Inclusive school development must be viewed from the perspective of the needs of pupils with impaired emotional and social development. Against this background, it is the task of special education to support mainstream schools in the development of support competences and to strengthen their social integration power and support potential within a resource-oriented approach in the school education system. Within this framework, important goals must be defined: on the one hand, strengthening pupils' coping skills in dealing with risky life situations and, on the other hand, creating support conditions at school that enable healthy development with few disruptions.

 

Mission

The team's mission in school and extracurricular training is not only to provide students with in-depth specialist knowledge and to develop and expand their skills, but also to enable them to transfer theory to practice in subsequent training phases and fields of activity. The focus here is on imparting comprehensive specialist knowledge of special educational activities in the various practical fields of school and extracurricular organisational forms of the tiered system of special educational support and aims to acquire professional field-related skills at an early stage and to develop a professionalisation profile with an individual focus based on profound methodological, personal and social skills.

The degree programme at the interface of science and practice allows students to be prepared in such a way that they are qualified to independently plan, implement and critically reflect on educational processes such as diagnostics, support and counselling on the basis of a professional attitude and with a multi-perspective approach. A humanistic approach to values is particularly important in the field of special needs education. Against this background, it is a central concern to initiate the development of a professional attitude in the course of training.

 

Teaching & research

Goals & building blocks of a successful training programme

The primary goal for our view of successful training is to impart specialised expertise in special needs education to our students in order to train them to become theory-reflective special needs teachers with a broad range of skills.

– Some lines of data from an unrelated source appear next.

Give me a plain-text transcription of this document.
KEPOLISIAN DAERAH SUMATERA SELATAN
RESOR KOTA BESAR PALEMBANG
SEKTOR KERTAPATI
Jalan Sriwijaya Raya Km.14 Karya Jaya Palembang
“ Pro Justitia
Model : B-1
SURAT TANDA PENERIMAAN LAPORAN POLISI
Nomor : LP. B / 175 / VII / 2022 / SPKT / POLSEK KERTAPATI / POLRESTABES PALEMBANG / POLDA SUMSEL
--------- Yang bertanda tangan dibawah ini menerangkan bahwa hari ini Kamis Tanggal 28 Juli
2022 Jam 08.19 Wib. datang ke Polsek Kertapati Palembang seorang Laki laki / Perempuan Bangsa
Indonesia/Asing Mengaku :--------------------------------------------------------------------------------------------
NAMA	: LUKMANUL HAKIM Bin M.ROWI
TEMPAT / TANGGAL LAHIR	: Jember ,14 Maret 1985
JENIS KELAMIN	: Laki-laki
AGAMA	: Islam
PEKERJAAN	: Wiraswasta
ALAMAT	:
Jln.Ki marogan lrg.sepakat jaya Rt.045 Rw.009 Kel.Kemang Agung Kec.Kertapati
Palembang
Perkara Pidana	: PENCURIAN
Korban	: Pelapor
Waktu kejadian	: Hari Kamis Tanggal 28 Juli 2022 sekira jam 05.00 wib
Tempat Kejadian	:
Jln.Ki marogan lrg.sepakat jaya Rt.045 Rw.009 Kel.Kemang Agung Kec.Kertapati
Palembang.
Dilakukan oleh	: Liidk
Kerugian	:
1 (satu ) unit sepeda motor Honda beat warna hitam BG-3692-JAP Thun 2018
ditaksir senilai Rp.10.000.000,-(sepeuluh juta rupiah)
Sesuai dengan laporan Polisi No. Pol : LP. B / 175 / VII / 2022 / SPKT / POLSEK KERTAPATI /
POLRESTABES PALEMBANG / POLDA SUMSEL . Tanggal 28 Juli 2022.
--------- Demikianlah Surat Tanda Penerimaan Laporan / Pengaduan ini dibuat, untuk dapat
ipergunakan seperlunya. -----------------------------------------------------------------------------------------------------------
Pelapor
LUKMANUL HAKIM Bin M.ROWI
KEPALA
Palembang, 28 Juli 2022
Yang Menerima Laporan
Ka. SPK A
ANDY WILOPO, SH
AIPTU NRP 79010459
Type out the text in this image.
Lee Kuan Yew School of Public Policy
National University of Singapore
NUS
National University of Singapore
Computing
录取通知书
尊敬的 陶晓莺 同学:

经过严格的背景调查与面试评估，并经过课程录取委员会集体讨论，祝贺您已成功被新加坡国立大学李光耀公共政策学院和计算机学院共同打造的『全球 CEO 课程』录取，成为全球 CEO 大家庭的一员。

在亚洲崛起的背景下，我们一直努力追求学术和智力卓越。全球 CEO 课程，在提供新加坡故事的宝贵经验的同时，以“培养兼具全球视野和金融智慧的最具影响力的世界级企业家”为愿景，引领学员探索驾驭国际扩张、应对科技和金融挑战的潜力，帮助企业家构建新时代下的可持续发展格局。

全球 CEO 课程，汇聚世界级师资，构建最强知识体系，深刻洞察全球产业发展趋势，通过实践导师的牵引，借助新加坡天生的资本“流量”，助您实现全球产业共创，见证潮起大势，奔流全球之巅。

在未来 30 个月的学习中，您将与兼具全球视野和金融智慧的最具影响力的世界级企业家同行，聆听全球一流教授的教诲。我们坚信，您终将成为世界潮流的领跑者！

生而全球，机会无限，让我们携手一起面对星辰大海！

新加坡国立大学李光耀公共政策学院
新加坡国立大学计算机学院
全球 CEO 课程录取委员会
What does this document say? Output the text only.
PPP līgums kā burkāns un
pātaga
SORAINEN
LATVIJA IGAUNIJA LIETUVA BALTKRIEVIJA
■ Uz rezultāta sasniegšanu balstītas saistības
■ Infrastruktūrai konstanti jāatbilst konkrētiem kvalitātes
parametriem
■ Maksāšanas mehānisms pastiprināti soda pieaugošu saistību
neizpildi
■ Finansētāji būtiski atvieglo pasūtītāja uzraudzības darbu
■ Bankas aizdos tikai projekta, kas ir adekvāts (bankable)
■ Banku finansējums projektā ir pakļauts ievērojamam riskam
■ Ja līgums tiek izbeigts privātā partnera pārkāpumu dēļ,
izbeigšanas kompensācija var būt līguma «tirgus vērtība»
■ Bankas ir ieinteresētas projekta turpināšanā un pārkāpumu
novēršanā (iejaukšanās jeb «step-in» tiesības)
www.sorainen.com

This is based on various pillars:

  • Promotion and formation of a basic (special educational) attitude and a critical-constructive perspective
  • Relevant competences in the field of action of the ESE specialisation
  • Theory-based thinking and linking theoretical and empirical approaches
  • Application references in relation to the practical field of ESE

 

Research

The multidimensionality and multi-perspectivity of the target group and fields of action require a broad empirical research profile. This includes basic research in the sense of an approach based on the individual or an institution, school development research, especially in an inclusive setting, as well as evidence-based research relating to diagnostics, prevention and intervention. Theoretically and empirically based research methods are used to tackle pressing problems in the subject area and develop solutions to enable participation and prevent dropout.